Shoesmith's sacking was lawful, rules High Court
A council leader accused of presiding over a culture of "dangerous incompetence" which contributed to the death of Baby Peter was fairly removed from her post by the Children's Secretary, Ed Balls, the High Court ruled yesterday.
Sharon Shoesmith was sacked in December 2008 following the publication of a devastating Ofsted report into her department's failure to protect the 17-month-old boy from abuse while he was on an "at risk" register.
Ms Shoesmith is now expected to take her case to the employment tribunal, where she is pursuing compensation estimated at £1m. She is also considering challenging yesterday's ruling at the Court of Appeal.
Mr Justice Foskett said that although the 57-year-old had not been treated with as much fairness as would normally be expected, this was outweighed by the need for the public to be reassured that Haringey Council's children's services department was being reformed.
Baby Peter had 50 injuries after months of torture, despite being seen by officials around 60 times. An eventual review found that Haringey Social Services was in chaos and had made basic errors.
The judge concluded that Mr Balls's decision to remove Ms Shoesmith "cannot be impugned on the grounds of unfairness". He said he could find "no sustainable basis" for her claim that the Children's Secretary or his officials interfered in a crucial inspection report used to justify her removal.
He rejected as "too simplistic" the suggestion that Mr Balls's decision to commission the inspection was driven by party politics, and dismissed the allegation that he was improperly influenced by The Sun newspaper's petition in removing Ms Shoesmith from her post. Mr Balls said the ruling vindicated his actions.
But the judge levelled criticism at the Children's Secretary's conduct, saying he was concerned that he had told a press conference convened to announce her removal in December 2008 that Ms Shoesmith should be dismissed without compensation. "It was wrong to give support to that position, no matter how strongly some people might have felt about it," he said.

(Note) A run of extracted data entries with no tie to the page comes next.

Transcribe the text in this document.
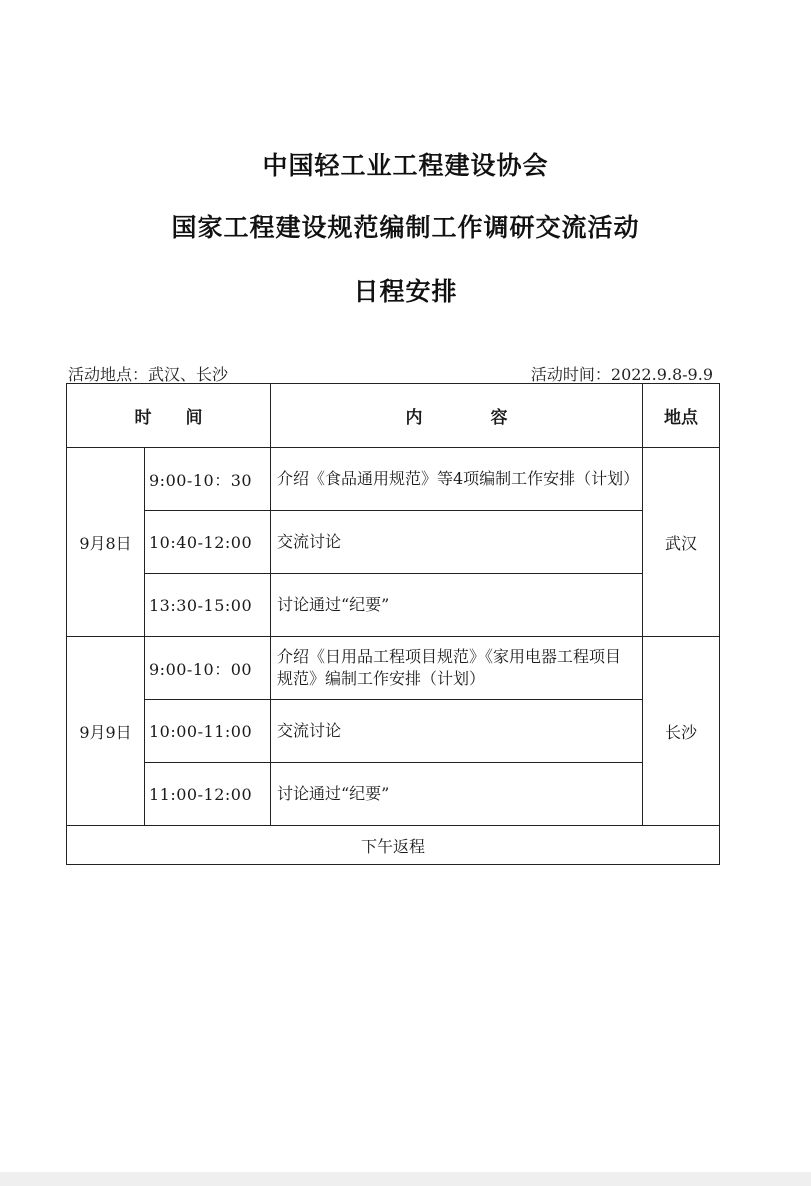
中国轻工业工程建设协会
国家工程建设规范编制工作调研交流活动
日程安排
活动地点：武汉、长沙	活动时间：2022.9.8-9.9
时　　间		内　　　　容	地点
9月8日	9:00-10：30	介绍《食品通用规范》等4项编制工作安排（计划）	武汉
	10:40-12:00	交流讨论	
	13:30-15:00	讨论通过“纪要”	
9月9日	9:00-10：00	介绍《日用品工程项目规范》《家用电器工程项目规范》编制工作安排（计划）	长沙
	10:00-11:00	交流讨论	
	11:00-12:00	讨论通过“纪要”	
下午返程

He also expressed "misgivings" that Mr Balls had made comments about Ms Shoesmith at the press conference, when she had had no opportunity to refute them. He said he dismissed her challenge with a "lurking sense of unease", saying his ruling would have been very different if there had been stronger evidence to suggest Ms Shoesmith had been made a scapegoat.
"I cannot think that any party will truly look back at how matters were handled in this case with complete satisfaction," he said.
Ms Shoesmith had accused Ofsted of breaching natural justice by failing to give her a chance to respond to the report before it was published. The judge found, however, that Ofsted had met its obligation of fairness.
But he added: "There are strong grounds for thinking that the claimant [Ms Shoesmith] and others whose roles might be questioned did not have a full, fair and measured opportunity to put over their position about their own personal responsibility for what was found, but that did not invalidate what Ofsted did."
Mr Balls said in a statement after the judgment: "The death of Baby Peter was a terrible and heinous crime.... The urgent Ofsted inspection, which I commissioned following the end of the trial, found very serious failings in children's services in Haringey.
"The fact that children were at risk meant it was right for me to take swift, decisive action.... Faced with the same situation – and on the basis of the information put before me – I would arrive at the same decision."
Ofsted's Chief Inspector, Christine Gilbert, said she was pleased the regulator's actions in the case had been "vindicated" by the High Court. She said: "Ofsted takes its role in inspecting the protection arrangements for vulnerable children very seriously. We carried out a robust inspection, came to a sound conclusion based on the evidence and acted fairly."